I cannot understand why Marc Lambert's essay on at what point we should teach literacy skills in the infant classroom does not take as much as a sideways glance at our chaotic spelling system (Essay of the week, April 1).

This persistent failure within academia to do so smacks of intellectual dishonesty. Certainly, timing is important but you can't ignore the nuts and bolts of English orthography. A root-and-branch overhaul is long overdue. That it has not happened is due mainly to a lack of political will. (Watch the politicians' eyes glaze over at the very mention of spelling reform. It's much more comfortable to throw money at it.)

It is only when we have passed the Janet and John stage that we start to realise we have been duped and begin to lose interest in the written word, marking the beginning of a downward spiral ending in alienation.
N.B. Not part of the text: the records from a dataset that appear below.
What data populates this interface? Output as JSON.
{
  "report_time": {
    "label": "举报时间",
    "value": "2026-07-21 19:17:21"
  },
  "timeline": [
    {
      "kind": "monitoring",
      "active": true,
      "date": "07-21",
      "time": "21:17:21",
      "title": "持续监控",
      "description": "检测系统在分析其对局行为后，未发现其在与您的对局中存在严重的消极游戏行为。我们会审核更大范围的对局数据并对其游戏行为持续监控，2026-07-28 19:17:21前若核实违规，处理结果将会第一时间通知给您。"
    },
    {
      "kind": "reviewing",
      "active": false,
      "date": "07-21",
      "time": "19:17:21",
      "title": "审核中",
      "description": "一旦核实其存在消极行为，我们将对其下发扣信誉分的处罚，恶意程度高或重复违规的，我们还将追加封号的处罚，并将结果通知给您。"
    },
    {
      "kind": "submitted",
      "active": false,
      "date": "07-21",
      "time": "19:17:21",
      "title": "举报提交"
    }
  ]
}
It was John Steinbeck who said: "Learning to read is perhaps the greatest single effort the human undertakes, and he must do it as a child." So why do we watch them floundering?

George B Anderson


Marc Lambert writes an interesting essay. I take issue with his first third, which is extremely negative and quite often accusatory. We traditionalists were not the ones who said literacy and grammar were bad 30 years ago, and when Lambert gets round to telling us what ought to be happening we find that we are in fact doing what he is suggesting under different headings.

I observe from taking a three and a four-year-old to school every day that their ability to articulate with their peers is sometimes advanced by comparison. They are encouraged to experiment with alphabet and writing but not coerced. Above all, they are talked to by adults.

Is this the preparation alongside creative playing which Lambert says is happening so usefully in Scandinavia?